Because of its widespread use as an ergogenic aid and its ubiquitous availability, caffeine is no longer on the banned substance list of the International Olympic Committee. The general consensus of research findings indicates that caffeine improves continuous exercise time to exhaustion. This effect increases as the duration of the event exceeds 30 min, but during incremental exercise protocols (8-22 min) or sprints (<90 s), caffeine does not enhance performance.[28] A few discordant findings (i.e., involving intense exercise lasting 5 min and maximal muscular power) suggest that different caffeine-induced effects may be at work in different types of exercise. The exact mechanism of this ergogenic effect has not been identified,[28] but plasma epinephrine rises after caffeine intake independent of plasma norepinephrine that may or may not rise. Future research may determine that caffeine alters intramuscular pH, muscle force production, central fatigue, or tissue glycogen concentration. However, it is evident that caffeine has wide-ranging physiological effects on the sympathetic nervous, muscular, endocrine, cardiovascular, pulmonary, and renal systems.[7]

The widespread belief that caffeine exerts a diuretic effect prompts segments of the medical, exercise physiology, and nutrition communities to recommend that caffeine not be consumed before or during exercise.[28] This produces a theoretical question in the minds of athletes and exercise enthusiasts. If caffeine is consumed to improve performance or training, will it induce dehydration that counteracts its ergogenic properties?

Although scientific data are extremely limited, it might be inferred that caffeine reduces heat tolerance during exercise in a hot environment, via three physiological mechanisms.[2] First, the diuretic effect of caffeine may exaggerate the declines that occur with plasma volume and stroke volume. Second, caffeine stimulates the sympathetic nervous system, and it may increase sweat rate. Third, caffeine increases resting metabolic rate in physically trained and sedentary individuals; this may increase heat storage and internal body temperature. Theoretically, these effects reduce heat tolerance (i.e., the exercise time to fatigue or exhaustion) by exacerbating dehydration and increasing body temperature.

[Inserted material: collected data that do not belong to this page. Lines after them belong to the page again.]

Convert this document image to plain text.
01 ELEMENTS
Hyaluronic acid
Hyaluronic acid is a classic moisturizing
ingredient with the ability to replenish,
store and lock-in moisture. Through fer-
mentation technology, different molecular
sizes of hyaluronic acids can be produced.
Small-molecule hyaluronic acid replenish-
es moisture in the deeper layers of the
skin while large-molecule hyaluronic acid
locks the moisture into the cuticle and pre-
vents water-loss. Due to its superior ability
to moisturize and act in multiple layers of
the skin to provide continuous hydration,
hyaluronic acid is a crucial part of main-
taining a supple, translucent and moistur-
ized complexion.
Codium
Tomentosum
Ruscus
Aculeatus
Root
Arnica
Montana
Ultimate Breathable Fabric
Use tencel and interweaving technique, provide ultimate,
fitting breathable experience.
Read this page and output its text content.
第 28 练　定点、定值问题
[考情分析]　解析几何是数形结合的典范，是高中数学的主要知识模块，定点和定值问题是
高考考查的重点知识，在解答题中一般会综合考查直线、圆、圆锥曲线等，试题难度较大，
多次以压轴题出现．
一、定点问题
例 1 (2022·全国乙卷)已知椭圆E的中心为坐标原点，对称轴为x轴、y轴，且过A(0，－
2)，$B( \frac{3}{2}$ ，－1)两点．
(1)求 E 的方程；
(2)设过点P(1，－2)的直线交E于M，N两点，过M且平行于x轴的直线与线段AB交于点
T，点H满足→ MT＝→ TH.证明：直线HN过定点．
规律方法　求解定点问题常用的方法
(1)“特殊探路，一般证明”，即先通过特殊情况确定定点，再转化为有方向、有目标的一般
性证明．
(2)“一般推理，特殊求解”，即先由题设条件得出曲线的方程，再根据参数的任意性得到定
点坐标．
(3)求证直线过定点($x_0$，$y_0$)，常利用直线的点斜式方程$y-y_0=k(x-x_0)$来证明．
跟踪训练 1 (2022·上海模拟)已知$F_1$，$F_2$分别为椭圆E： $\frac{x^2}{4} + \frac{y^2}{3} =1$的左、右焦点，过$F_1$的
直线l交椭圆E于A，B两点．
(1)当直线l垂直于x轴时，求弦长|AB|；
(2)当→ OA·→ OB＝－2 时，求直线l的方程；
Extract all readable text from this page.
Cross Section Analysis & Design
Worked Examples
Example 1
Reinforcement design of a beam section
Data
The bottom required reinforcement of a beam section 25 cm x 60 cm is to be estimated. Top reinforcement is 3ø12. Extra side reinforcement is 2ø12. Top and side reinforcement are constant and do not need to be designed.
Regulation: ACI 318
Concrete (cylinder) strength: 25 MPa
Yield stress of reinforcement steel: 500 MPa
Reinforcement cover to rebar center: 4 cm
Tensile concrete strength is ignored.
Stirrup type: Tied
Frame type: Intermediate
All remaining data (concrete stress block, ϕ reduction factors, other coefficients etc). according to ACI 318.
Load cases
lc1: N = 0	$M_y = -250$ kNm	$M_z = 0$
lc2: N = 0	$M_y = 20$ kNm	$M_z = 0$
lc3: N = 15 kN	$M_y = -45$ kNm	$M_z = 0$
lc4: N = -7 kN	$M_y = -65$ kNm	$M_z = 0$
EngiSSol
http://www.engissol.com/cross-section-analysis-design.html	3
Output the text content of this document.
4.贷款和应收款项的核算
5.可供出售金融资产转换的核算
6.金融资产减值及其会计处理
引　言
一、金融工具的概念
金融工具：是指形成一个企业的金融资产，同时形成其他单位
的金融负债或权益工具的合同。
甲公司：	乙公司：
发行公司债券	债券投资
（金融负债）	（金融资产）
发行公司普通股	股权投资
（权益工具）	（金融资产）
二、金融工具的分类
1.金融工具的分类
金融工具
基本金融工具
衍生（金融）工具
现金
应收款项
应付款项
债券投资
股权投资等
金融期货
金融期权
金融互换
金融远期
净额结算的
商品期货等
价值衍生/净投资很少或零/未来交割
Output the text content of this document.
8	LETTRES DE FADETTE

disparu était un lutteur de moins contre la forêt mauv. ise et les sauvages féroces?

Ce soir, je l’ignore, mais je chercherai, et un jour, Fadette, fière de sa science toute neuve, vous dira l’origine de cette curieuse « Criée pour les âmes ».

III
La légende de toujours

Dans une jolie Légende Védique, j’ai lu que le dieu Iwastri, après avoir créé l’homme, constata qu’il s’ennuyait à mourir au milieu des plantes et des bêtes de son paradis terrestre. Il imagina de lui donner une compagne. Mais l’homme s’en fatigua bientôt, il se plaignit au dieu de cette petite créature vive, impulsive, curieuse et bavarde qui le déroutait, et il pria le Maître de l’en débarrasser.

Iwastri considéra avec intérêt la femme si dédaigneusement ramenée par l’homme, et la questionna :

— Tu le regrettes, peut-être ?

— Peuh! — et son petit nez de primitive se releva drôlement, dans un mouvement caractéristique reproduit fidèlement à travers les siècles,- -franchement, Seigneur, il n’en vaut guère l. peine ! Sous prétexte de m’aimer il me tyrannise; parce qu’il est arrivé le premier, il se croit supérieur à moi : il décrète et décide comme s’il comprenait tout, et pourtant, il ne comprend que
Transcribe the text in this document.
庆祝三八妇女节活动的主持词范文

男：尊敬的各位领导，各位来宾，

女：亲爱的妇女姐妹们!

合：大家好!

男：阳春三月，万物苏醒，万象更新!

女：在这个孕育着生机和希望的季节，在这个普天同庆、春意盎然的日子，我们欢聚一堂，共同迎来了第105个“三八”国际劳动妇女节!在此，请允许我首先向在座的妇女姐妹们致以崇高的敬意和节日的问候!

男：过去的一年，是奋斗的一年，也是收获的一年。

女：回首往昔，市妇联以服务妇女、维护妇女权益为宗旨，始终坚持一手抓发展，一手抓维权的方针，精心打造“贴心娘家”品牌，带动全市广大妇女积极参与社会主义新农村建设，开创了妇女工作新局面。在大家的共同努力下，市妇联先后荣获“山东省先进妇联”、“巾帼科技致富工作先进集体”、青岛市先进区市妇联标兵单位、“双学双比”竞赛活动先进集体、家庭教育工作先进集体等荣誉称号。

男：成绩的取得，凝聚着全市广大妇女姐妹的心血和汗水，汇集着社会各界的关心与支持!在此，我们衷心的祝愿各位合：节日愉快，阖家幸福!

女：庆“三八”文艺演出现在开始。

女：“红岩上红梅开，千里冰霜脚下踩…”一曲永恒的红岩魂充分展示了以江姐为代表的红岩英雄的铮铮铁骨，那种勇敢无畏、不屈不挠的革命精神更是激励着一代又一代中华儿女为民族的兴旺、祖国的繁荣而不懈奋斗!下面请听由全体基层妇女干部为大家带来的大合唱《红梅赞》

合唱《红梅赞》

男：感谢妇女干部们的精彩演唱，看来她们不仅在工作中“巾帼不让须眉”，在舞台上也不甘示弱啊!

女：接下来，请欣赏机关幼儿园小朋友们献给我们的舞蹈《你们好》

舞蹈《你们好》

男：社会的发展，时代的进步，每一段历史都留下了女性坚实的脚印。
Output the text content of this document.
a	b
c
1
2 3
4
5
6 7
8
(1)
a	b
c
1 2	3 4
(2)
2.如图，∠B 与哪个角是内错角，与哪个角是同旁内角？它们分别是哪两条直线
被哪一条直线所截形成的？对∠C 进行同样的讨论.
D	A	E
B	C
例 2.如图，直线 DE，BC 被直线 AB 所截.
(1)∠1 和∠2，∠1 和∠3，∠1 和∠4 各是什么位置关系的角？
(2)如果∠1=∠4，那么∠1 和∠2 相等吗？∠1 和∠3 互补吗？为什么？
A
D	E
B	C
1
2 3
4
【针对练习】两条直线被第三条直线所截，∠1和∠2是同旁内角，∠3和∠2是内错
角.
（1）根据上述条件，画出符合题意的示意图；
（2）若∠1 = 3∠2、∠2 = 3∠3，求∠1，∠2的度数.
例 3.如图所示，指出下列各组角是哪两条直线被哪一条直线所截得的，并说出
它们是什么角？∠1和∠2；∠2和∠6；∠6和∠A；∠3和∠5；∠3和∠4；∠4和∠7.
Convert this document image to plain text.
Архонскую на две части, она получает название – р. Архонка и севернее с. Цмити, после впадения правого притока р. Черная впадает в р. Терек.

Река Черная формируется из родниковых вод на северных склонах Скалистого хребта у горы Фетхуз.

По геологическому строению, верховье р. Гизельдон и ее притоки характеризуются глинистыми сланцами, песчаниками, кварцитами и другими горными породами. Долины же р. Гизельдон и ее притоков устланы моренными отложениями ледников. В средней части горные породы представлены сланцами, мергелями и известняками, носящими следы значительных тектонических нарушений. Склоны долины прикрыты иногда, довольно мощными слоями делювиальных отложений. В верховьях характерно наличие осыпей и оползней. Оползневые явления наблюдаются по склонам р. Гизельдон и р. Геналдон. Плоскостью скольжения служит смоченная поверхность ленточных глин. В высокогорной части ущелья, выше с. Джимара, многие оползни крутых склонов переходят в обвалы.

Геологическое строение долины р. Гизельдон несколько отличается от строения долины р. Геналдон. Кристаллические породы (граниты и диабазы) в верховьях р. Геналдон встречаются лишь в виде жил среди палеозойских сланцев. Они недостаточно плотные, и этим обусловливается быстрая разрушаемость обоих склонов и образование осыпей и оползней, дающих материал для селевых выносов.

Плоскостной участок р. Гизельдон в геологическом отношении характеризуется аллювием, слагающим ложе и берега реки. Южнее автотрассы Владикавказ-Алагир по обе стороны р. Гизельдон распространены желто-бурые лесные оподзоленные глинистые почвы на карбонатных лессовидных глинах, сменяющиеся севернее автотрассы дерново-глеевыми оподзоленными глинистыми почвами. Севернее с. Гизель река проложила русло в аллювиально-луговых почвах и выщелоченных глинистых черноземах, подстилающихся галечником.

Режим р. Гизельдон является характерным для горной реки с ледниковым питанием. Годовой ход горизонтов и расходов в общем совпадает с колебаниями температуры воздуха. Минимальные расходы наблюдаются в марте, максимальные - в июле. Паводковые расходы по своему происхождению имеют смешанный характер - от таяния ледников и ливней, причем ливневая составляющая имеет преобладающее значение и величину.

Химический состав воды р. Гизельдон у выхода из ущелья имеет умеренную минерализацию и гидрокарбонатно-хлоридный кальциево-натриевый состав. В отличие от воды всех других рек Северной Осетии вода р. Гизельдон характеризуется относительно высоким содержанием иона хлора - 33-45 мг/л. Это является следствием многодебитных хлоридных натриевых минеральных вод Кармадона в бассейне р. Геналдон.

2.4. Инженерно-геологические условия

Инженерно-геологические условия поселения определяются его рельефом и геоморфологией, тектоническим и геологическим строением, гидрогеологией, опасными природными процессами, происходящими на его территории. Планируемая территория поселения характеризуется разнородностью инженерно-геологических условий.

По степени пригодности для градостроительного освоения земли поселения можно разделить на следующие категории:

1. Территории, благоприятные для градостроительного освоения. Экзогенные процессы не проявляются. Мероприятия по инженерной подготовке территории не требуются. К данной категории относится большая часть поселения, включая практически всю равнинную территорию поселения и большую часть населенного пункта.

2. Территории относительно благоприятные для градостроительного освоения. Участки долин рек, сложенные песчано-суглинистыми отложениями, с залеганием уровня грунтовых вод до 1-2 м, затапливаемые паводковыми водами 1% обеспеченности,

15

This article will do the following: a) summarize studies that have evaluated the influences of caffeine intake on body water homeostasis, electrolyte balance, and thermoregulation - all of which affect exercise performance; and b) ascertain whether abstaining from or reducing dietary intake of caffeine is scientifically and physiologically supported. We hypothesize, contrary to popular beliefs, that caffeine consumption, in moderation, does not induce water and electrolyte imbalances or hyperthermia.